State farmers leery of bill compromise

? A day after lawmakers reached a tentative deal on a farm bill, many Kansas farmers remained wary of it.

The compromise bill would boost farm spending by about 70 percent, and marked a reversal of the 1996 market-oriented approach of the farm program it replaces.

Price guarantees, known as loan rates, will be increased for major crops, and the bill revives a target price system, abolished by the 1996 Freedom to Farm Act, to provide additional income.

Larned farmer Tom Giessel said the proposal overall is a step in the right direction, but it does not go far enough and should provide more money for farmers.

“I made my commitment to produce food for the people. I love doing it. I want to continue doing it, but I have to have the income,” Giessel said.

“I have to be able to repay the money I borrow. I have to have a return on my land and capital investment. And besides that I have a family, no different than anyone else in this nation.”

Terms of the new six-year deal were sketchy, and remain subject to change pending some final negotiations and revisions in cost estimates. No figures on the financial effect to Kansas were available.

The bill also will include a new subsidy program for dairy farmers; a requirement that meat, fish and produce be labeled with the country of origin, starting in two years; and a new $2 billion conservation program to reward crop farmers for improved environmental practices, lawmakers said.

Out in farm country, the proposed farm bill met with a mixed response from farmers many who were relieved that they have something more solid to bank on.

“It could have been a lot worse. I think we should be happy we have it done. We have wheat in the ground this year that isn’t under program now,” said Brett Myers, executive vice president for the Kansas Association of Wheat Growers.

He said the bill at least gives farmers, and their bankers, an idea of some of the fixed payments they can expect.

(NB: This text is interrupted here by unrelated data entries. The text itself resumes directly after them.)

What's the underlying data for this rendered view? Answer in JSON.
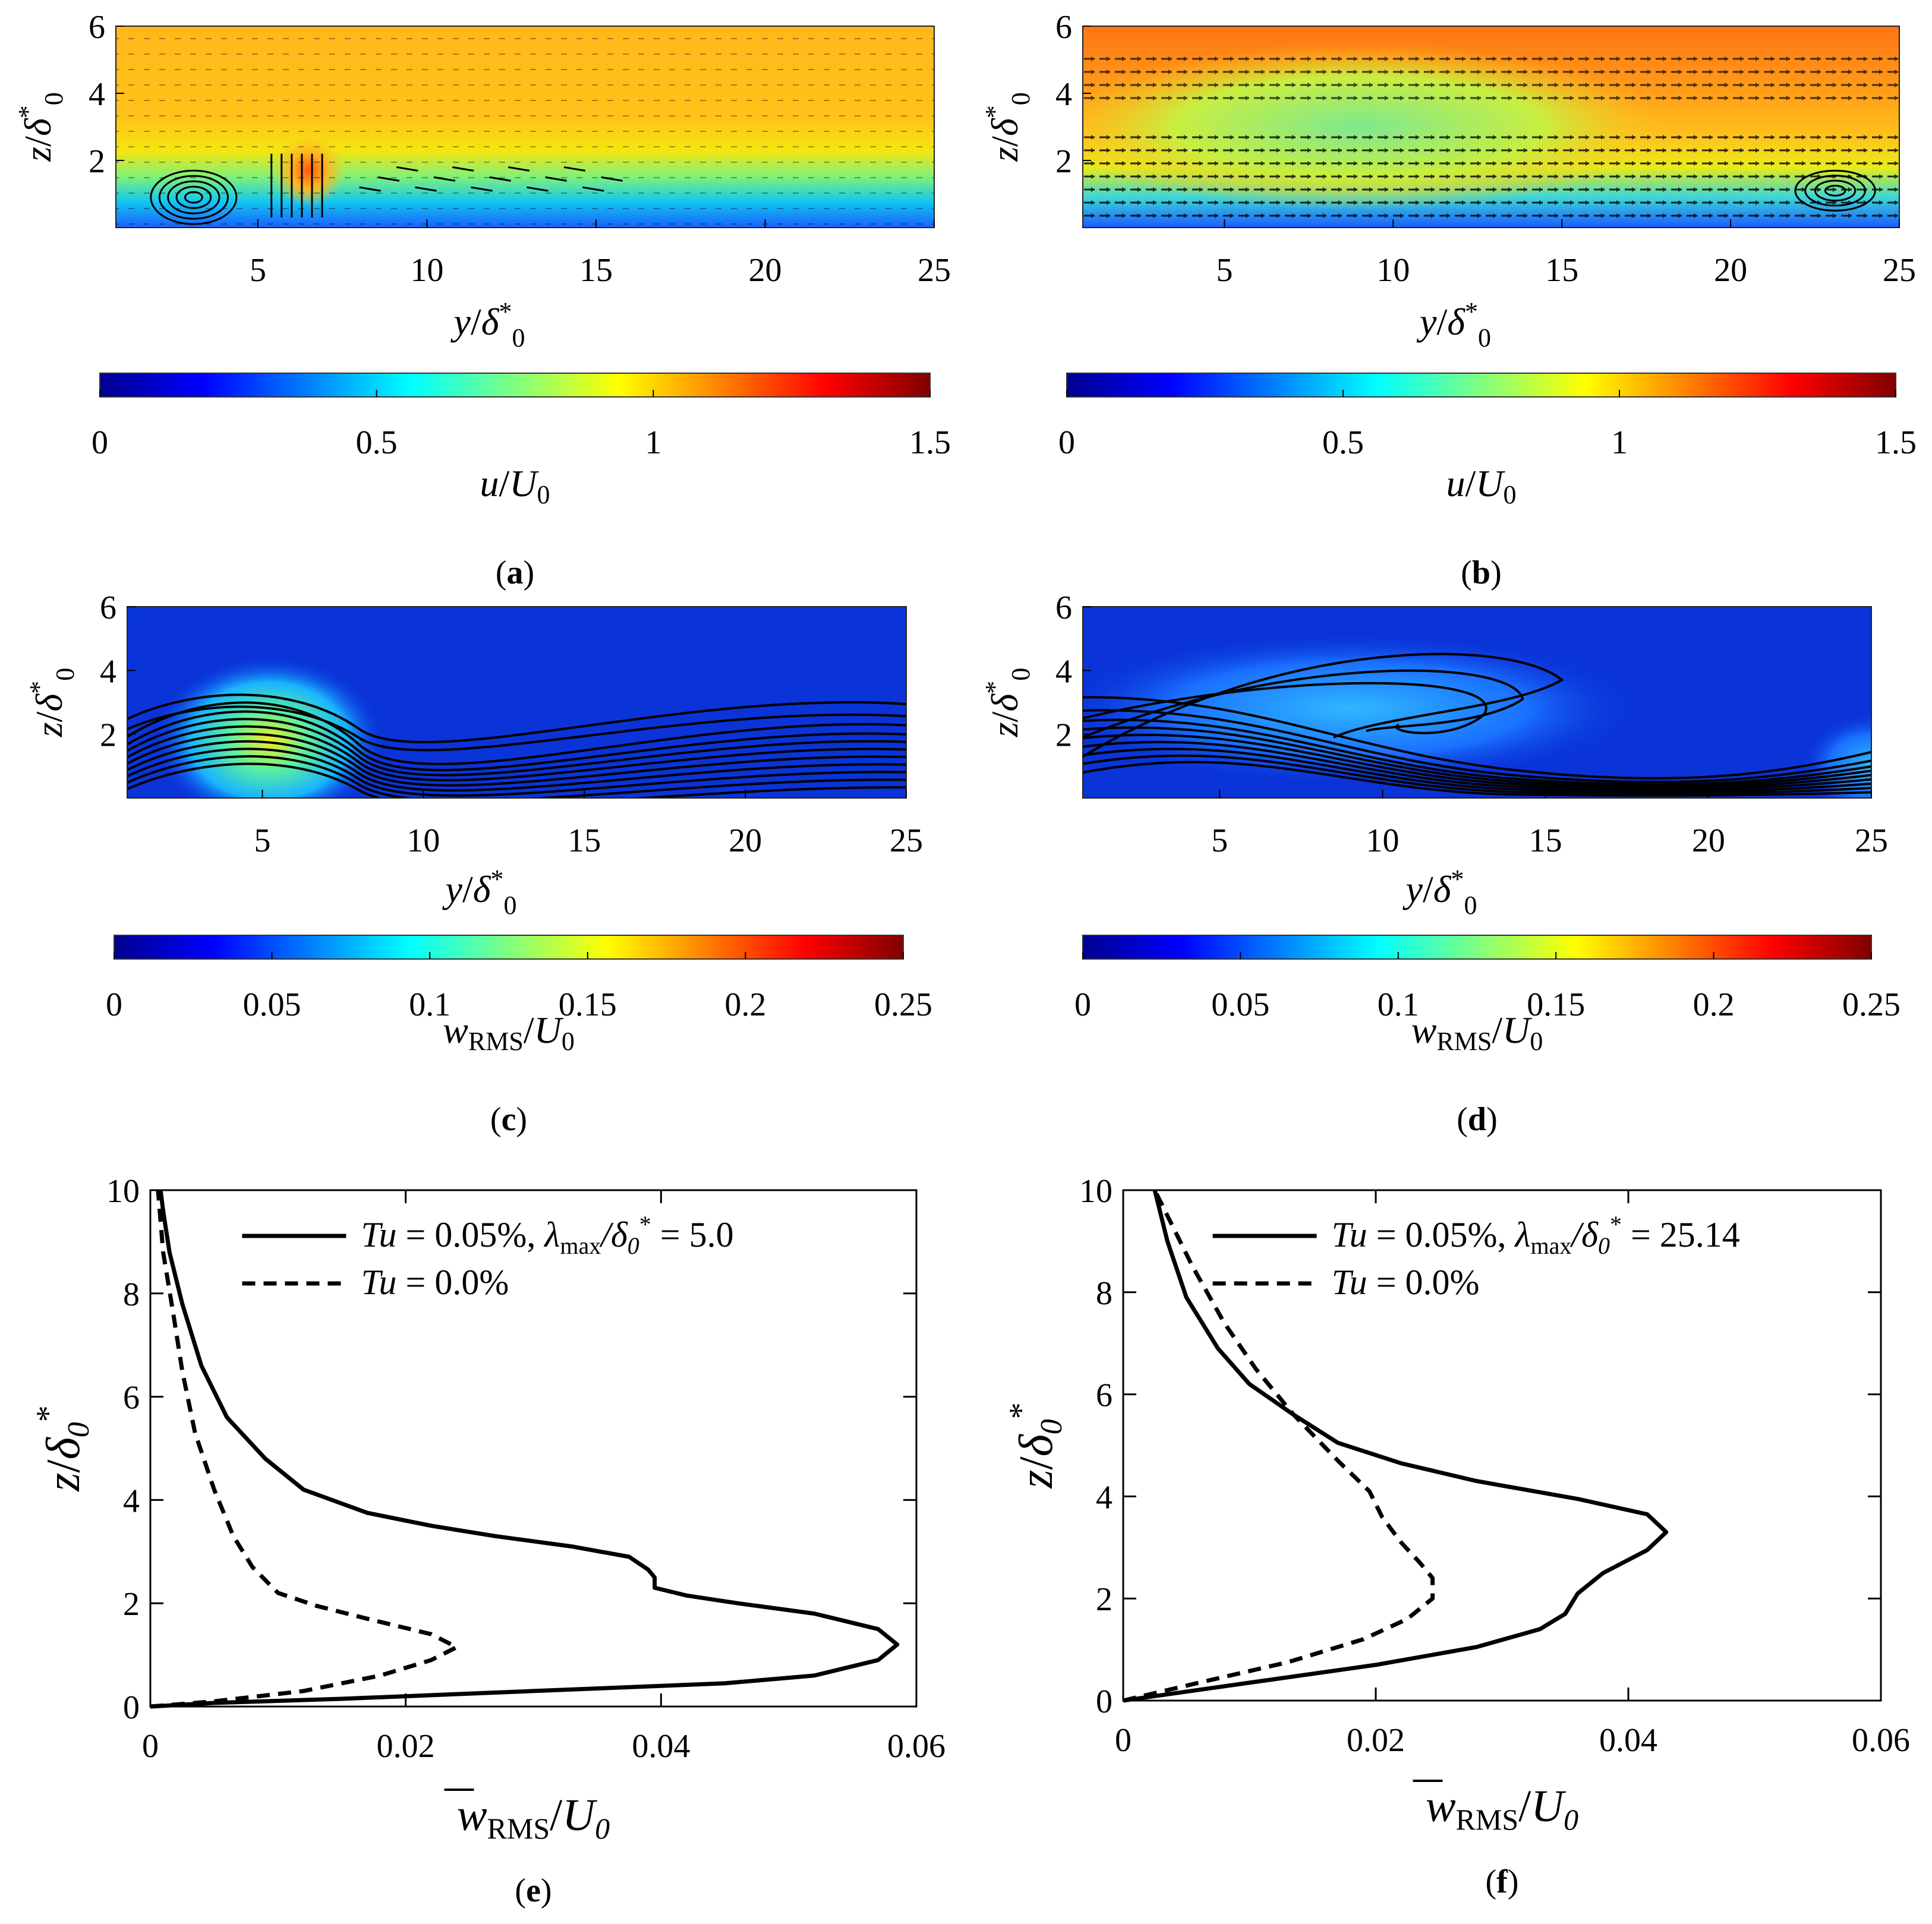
{
  "figure": {
    "panels": {
      "a": {
        "label": "(",
        "letter": "a",
        "close": ")"
      },
      "b": {
        "label": "(",
        "letter": "b",
        "close": ")"
      },
      "c": {
        "label": "(",
        "letter": "c",
        "close": ")"
      },
      "d": {
        "label": "(",
        "letter": "d",
        "close": ")"
      },
      "e": {
        "label": "(",
        "letter": "e",
        "close": ")"
      },
      "f": {
        "label": "(",
        "letter": "f",
        "close": ")"
      }
    },
    "contour_axes": {
      "xlabel_var": "y",
      "xlabel_sym": "δ",
      "xlabel_sup": "*",
      "xlabel_subs": "0",
      "ylabel_var": "z",
      "ylabel_sym": "δ",
      "ylabel_sup": "*",
      "ylabel_subs": "0",
      "xticks": [
        "5",
        "10",
        "15",
        "20",
        "25"
      ],
      "yticks": [
        "2",
        "4",
        "6"
      ]
    },
    "colorbars": {
      "u": {
        "label_var": "u",
        "label_den": "U",
        "label_den_sub": "0",
        "ticks": [
          "0",
          "0.5",
          "1",
          "1.5"
        ]
      },
      "w": {
        "label_var": "w",
        "label_sub": "RMS",
        "label_den": "U",
        "label_den_sub": "0",
        "ticks": [
          "0",
          "0.05",
          "0.1",
          "0.15",
          "0.2",
          "0.25"
        ]
      }
    },
    "colors": {
      "jet_low": "#00008f",
      "jet_high": "#800000"
    }
  },
  "chart_data": [
    {
      "type": "heatmap",
      "panel": "a",
      "field": "u/U0 with in-plane velocity vectors",
      "x_range": [
        0.8,
        25
      ],
      "y_range": [
        0,
        6
      ],
      "clim": [
        0,
        1.5
      ]
    },
    {
      "type": "heatmap",
      "panel": "b",
      "field": "u/U0 with in-plane velocity vectors",
      "x_range": [
        0.8,
        25
      ],
      "y_range": [
        0,
        6
      ],
      "clim": [
        0,
        1.5
      ]
    },
    {
      "type": "heatmap",
      "panel": "c",
      "field": "wRMS/U0 with u contours",
      "x_range": [
        0.8,
        25
      ],
      "y_range": [
        0,
        6
      ],
      "clim": [
        0,
        0.25
      ]
    },
    {
      "type": "heatmap",
      "panel": "d",
      "field": "wRMS/U0 with u contours",
      "x_range": [
        0.8,
        25
      ],
      "y_range": [
        0,
        6
      ],
      "clim": [
        0,
        0.25
      ]
    },
    {
      "type": "line",
      "panel": "e",
      "xlabel": "wRMS/U0",
      "ylabel": "z/δ0*",
      "xlim": [
        0,
        0.06
      ],
      "ylim": [
        0,
        10
      ],
      "xticks": [
        "0",
        "0.02",
        "0.04",
        "0.06"
      ],
      "yticks": [
        "0",
        "2",
        "4",
        "6",
        "8",
        "10"
      ],
      "legend_pos": "top-right",
      "series": [
        {
          "name_tu": "Tu",
          "name_rest": " = 0.05%, ",
          "name_lam": "λ",
          "name_lam_sub": "max",
          "name_div": "/δ",
          "name_div_sub": "0",
          "name_val": " = 5.0",
          "style": "solid",
          "points": [
            [
              0.0,
              0.0
            ],
            [
              0.005,
              0.07
            ],
            [
              0.015,
              0.15
            ],
            [
              0.03,
              0.3
            ],
            [
              0.045,
              0.45
            ],
            [
              0.052,
              0.6
            ],
            [
              0.057,
              0.9
            ],
            [
              0.0585,
              1.2
            ],
            [
              0.057,
              1.5
            ],
            [
              0.052,
              1.8
            ],
            [
              0.046,
              2.0
            ],
            [
              0.042,
              2.15
            ],
            [
              0.0395,
              2.3
            ],
            [
              0.0395,
              2.5
            ],
            [
              0.039,
              2.65
            ],
            [
              0.0375,
              2.9
            ],
            [
              0.033,
              3.1
            ],
            [
              0.027,
              3.3
            ],
            [
              0.022,
              3.5
            ],
            [
              0.017,
              3.75
            ],
            [
              0.012,
              4.2
            ],
            [
              0.009,
              4.8
            ],
            [
              0.006,
              5.6
            ],
            [
              0.004,
              6.6
            ],
            [
              0.0025,
              7.8
            ],
            [
              0.0015,
              8.8
            ],
            [
              0.001,
              9.6
            ],
            [
              0.0008,
              10.0
            ]
          ]
        },
        {
          "name_tu": "Tu",
          "name_rest": " = 0.0%",
          "style": "dashed",
          "points": [
            [
              0.0,
              0.0
            ],
            [
              0.005,
              0.1
            ],
            [
              0.012,
              0.3
            ],
            [
              0.018,
              0.6
            ],
            [
              0.022,
              0.9
            ],
            [
              0.024,
              1.15
            ],
            [
              0.022,
              1.4
            ],
            [
              0.017,
              1.7
            ],
            [
              0.013,
              1.95
            ],
            [
              0.01,
              2.2
            ],
            [
              0.008,
              2.7
            ],
            [
              0.0065,
              3.3
            ],
            [
              0.005,
              4.2
            ],
            [
              0.0035,
              5.3
            ],
            [
              0.0025,
              6.5
            ],
            [
              0.0018,
              7.6
            ],
            [
              0.001,
              8.8
            ],
            [
              0.0006,
              10.0
            ]
          ]
        }
      ]
    },
    {
      "type": "line",
      "panel": "f",
      "xlabel": "wRMS/U0",
      "ylabel": "z/δ0*",
      "xlim": [
        0,
        0.06
      ],
      "ylim": [
        0,
        10
      ],
      "xticks": [
        "0",
        "0.02",
        "0.04",
        "0.06"
      ],
      "yticks": [
        "0",
        "2",
        "4",
        "6",
        "8",
        "10"
      ],
      "legend_pos": "top-right",
      "series": [
        {
          "name_tu": "Tu",
          "name_rest": " = 0.05%, ",
          "name_lam": "λ",
          "name_lam_sub": "max",
          "name_div": "/δ",
          "name_div_sub": "0",
          "name_val": " = 25.14",
          "style": "solid",
          "points": [
            [
              0.0,
              0.0
            ],
            [
              0.01,
              0.35
            ],
            [
              0.02,
              0.7
            ],
            [
              0.028,
              1.05
            ],
            [
              0.033,
              1.4
            ],
            [
              0.035,
              1.7
            ],
            [
              0.036,
              2.1
            ],
            [
              0.038,
              2.5
            ],
            [
              0.0415,
              2.95
            ],
            [
              0.043,
              3.3
            ],
            [
              0.0415,
              3.65
            ],
            [
              0.036,
              3.95
            ],
            [
              0.028,
              4.3
            ],
            [
              0.022,
              4.65
            ],
            [
              0.017,
              5.05
            ],
            [
              0.0135,
              5.6
            ],
            [
              0.01,
              6.2
            ],
            [
              0.0075,
              6.9
            ],
            [
              0.005,
              7.9
            ],
            [
              0.0035,
              9.0
            ],
            [
              0.0025,
              10.0
            ]
          ]
        },
        {
          "name_tu": "Tu",
          "name_rest": " = 0.0%",
          "style": "dashed",
          "points": [
            [
              0.0,
              0.0
            ],
            [
              0.006,
              0.35
            ],
            [
              0.013,
              0.75
            ],
            [
              0.019,
              1.2
            ],
            [
              0.0225,
              1.6
            ],
            [
              0.0245,
              2.0
            ],
            [
              0.0245,
              2.4
            ],
            [
              0.0235,
              2.7
            ],
            [
              0.022,
              3.1
            ],
            [
              0.0205,
              3.6
            ],
            [
              0.0195,
              4.1
            ],
            [
              0.017,
              4.7
            ],
            [
              0.0135,
              5.6
            ],
            [
              0.0105,
              6.5
            ],
            [
              0.008,
              7.4
            ],
            [
              0.0055,
              8.5
            ],
            [
              0.0035,
              9.5
            ],
            [
              0.0025,
              10.0
            ]
          ]
        }
      ]
    }
  ]
}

“It doesn’t look horribly wrong, but it is not the moon either,” Myers said.

Farmer Donn Teske called the farm bill compromise a Band-Aid, saying it does nothing to put a floor on market prices. Despite the bigger farm bill, it does not provide as much money to farmers than they got in past years with the farm bailouts.

“I’ve had to go off the farm to feed my family, and this isn’t going to allow me to farm full time,” he said. “It is a third less than we have been getting in government payments.”